Una persona que carece de confianza está prácticamente incapacitada para desplegarse saludablemente en la vida. La confianza en uno mismo se construye sobre la base de cumplir con la palabra que dimos y nos dimos. Por eso es tan importante ser extremadamente cuidadosos al momento de proponernos objetivos demasiados ambiciosos que no se corresponden al esfuerzo que estamos dispuestos a hacer para alcanzarlos. En el instante previo a prometernos algo debemos ser conscientes y preguntarnos qué estamos dispuestos a hacer para no traicionarnos: ¿Estamos dispuestos a poner el empeño necesario? ¿Tenemos el tiempo, los recursos y el ánimo para dedicarnos de lleno a cumplir con lo que estamos a punto de prometernos?

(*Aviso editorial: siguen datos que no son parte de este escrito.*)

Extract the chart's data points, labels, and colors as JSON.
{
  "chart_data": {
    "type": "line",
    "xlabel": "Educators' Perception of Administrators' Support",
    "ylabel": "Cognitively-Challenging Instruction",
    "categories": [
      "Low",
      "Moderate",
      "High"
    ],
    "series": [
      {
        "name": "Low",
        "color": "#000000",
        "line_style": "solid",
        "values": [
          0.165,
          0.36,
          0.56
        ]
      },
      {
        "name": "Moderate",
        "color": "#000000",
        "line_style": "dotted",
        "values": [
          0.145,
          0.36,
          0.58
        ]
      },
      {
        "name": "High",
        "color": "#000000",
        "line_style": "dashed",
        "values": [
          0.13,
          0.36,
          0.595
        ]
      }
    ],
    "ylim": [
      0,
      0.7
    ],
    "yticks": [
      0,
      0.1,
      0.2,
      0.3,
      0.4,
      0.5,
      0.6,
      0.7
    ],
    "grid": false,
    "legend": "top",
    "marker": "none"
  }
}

Lo importante de tener palabra es que si lo dijimos, debemos obligarnos a nosotros mismos a hacerlo. Una persona que se cumple a sí misma, consigue más fácilmente lo que se propone y por tanto llegara mucho más lejos que quien está lejos de tomarse en serio. Cada vez que uno pronuncia algo, la acción ha de estar sometida incansablemente a esas calificadas palabras. Acostumbrarnos a que lo que nos decimos lo cumplimos, va haciendo que seleccionemos mejor aquello que nos decimos y también nuestros compromisos. Con el tiempo, el sentir que somos capaces de hacer cualquier cosa que pongamos en palabra, proporciona mucha fuerza y mucha confianza, que se convierte con el tiempo en el principal alimento para lograr nuestros más sinceros anhelos.
Mejor ponernos metas más modestas, cumplirlas y reforzar la confianza en uno mismo para seguir apostando, que apostar a lo grande y quedarnos a medio camino o ni siquiera iniciarlo. Del mismo modo, en nuestra relación con lo demás, a veces la palabra incumplida tiene que ver con la imposibilidad de decir que no a lo que no queremos o la dificultad para mostrar desacuerdo. Así prometemos lo que finalmente no cumpliremos. De seguro, daña mucho menos un vínculo ser honesto y sincero aunque no guste tanto que dejar de ser creíble y resultar ser una estafa.
Por otro lado, hay quienes dan mayor importancia a cumplir con la palabra dada a los demás que a cumplir con la palabra dada a sí mismos. Si bien es sumamente importante darle valor a la confianza que los demás nos tienen, no es menos significativo la confianza que nos tenemos a nosotros mismos. La palabra debe tener igual firmeza y fuerza cuando estrechamos una mano ajena y cuando nos miramos al espejo. Poder sentirnos de igual modo por dentro y por fuera es una bendición cultivada con mucha dedicación, honradez y transparencia sostenida en el tiempo.
Cumplir la palabra no se reduce a una cuestión moral, es ante todo una ética esencial que nos libera del encarcelamiento en el que a veces caemos por hacernos trampas. Cumplir la palabra descomprime psicológicamente, aliviana cargar, refuerza la autoestima y nos hace sentir personas dignas de todo merecimiento, respeto y valor. Por eso, vigila tus “mentiras piadosas”, tus exageraciones, tus omisiones y tus promesas rotas, pues son ellas las que socaban tu integridad y a la larga te avergüenzan y se vuelven en tu contra. La próxima vez que algo salga de tu boca asegúrate de que vas a poder cumplir con la palabra que estás dando. Cuanto más valor tenga tu palabra, más respeto cultivaras en lo demás y más fortalecida se verá tu autoestima. Nada se compara a los beneficios de ser una persona de palabra. En una sociedad donde la palabra esta tan vapuleada, ser una persona creíble y verosímil ¡cotiza de maravillas! y trae las mejores recompensas en nuestra vida.